Note The theorem” if the determinate value of the matrix $$A$$ is $$k$$, then the determinate value of $$A^n$$ is $$k^n$$. “does not applicable for calculation $$det\left(A^{10}-{\left(Adj\left(2A\right)\right)}^{10}\right)$$. Students often calculate the matrices $$A,A^2,A^3,\cdots ,A^{10}$$. But it is long process.
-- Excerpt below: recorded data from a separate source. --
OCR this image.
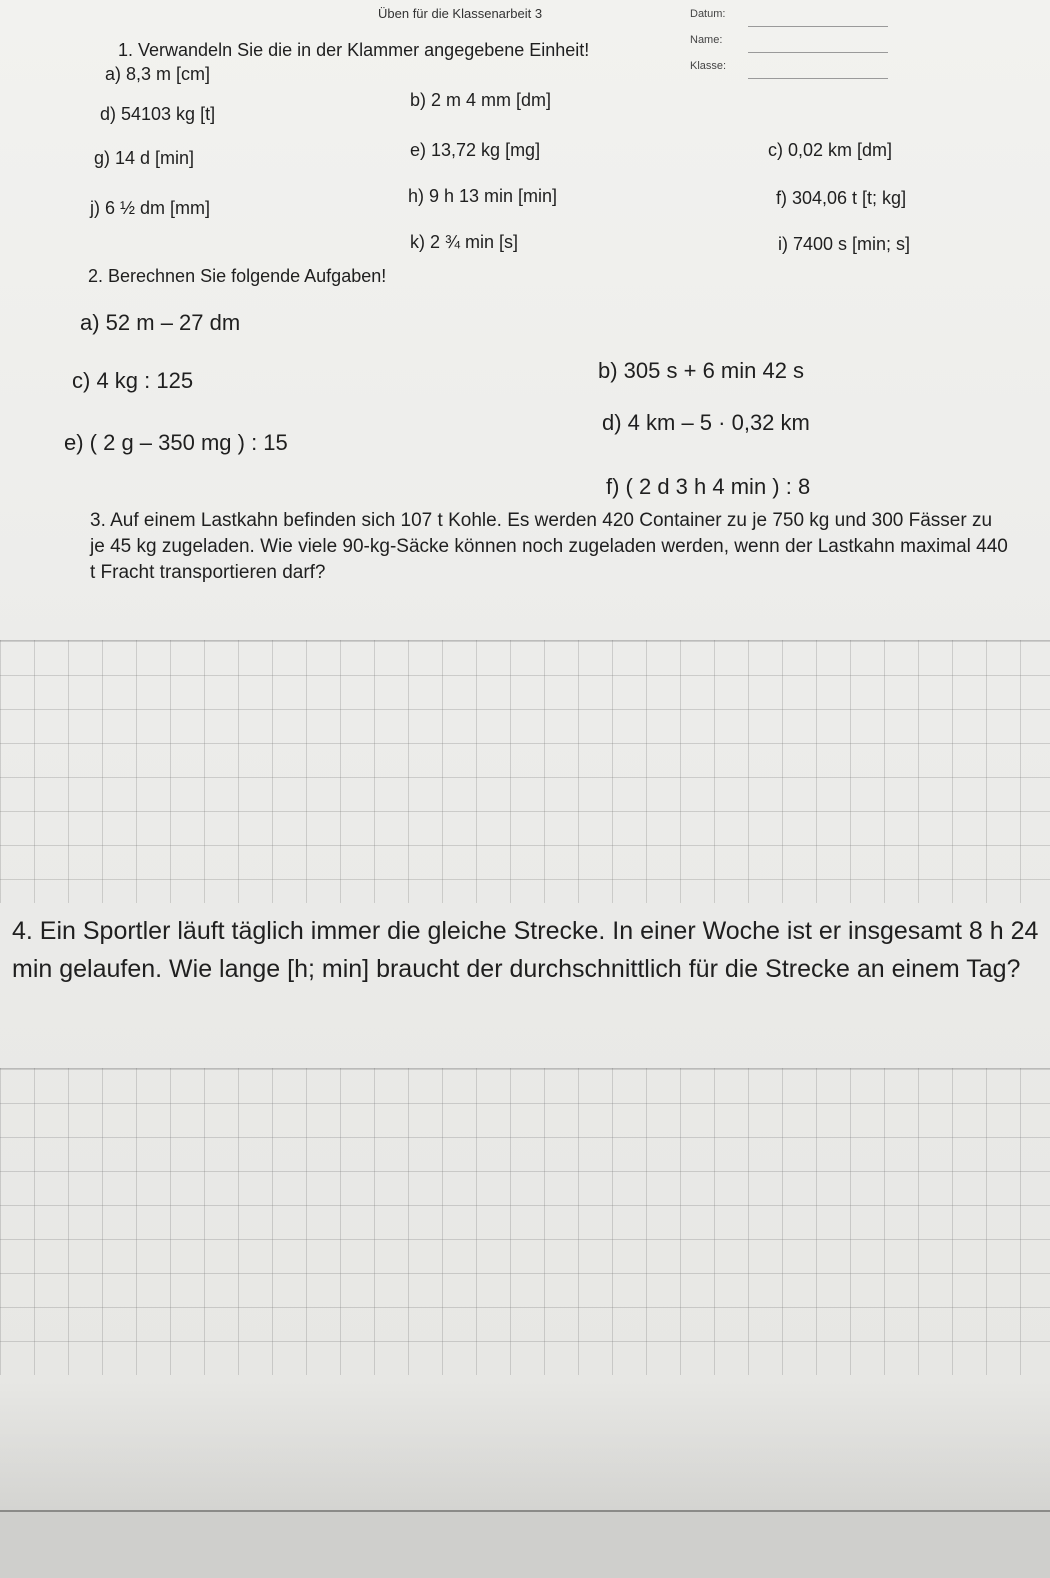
Üben für die Klassenarbeit 3	Datum:
Name:
Klasse:
1. Verwandeln Sie die in der Klammer angegebene Einheit!
a) 8,3 m [cm]
b) 2 m 4 mm [dm]
c) 0,02 km [dm]
d) 54103 kg [t]
e) 13,72 kg [mg]
f) 304,06 t [t; kg]
g) 14 d [min]
h) 9 h 13 min [min]
i) 7400 s [min; s]
j) 6 ½ dm [mm]
k) 2 ¾ min [s]
2. Berechnen Sie folgende Aufgaben!
a) 52 m – 27 dm
b) 305 s + 6 min 42 s
c) 4 kg : 125
d) 4 km – 5 · 0,32 km
e) ( 2 g – 350 mg ) : 15
f) ( 2 d 3 h 4 min ) : 8
3. Auf einem Lastkahn befinden sich 107 t Kohle. Es werden 420 Container zu je 750 kg und 300 Fässer zu je 45 kg zugeladen. Wie viele 90-kg-Säcke können noch zugeladen werden, wenn der Lastkahn maximal 440 t Fracht transportieren darf?
4. Ein Sportler läuft täglich immer die gleiche Strecke. In einer Woche ist er insgesamt 8 h 24 min gelaufen. Wie lange [h; min] braucht der durchschnittlich für die Strecke an einem Tag?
For the shortcut we will find the matrices $$A^2$$ and $$A^4$$. After that we will get a pattern and from the pattern, we can get matrix $$A^{10}$$. Similar way, we will calculate $${\left(Adj\left(2A\right)\right)}^{10}$$.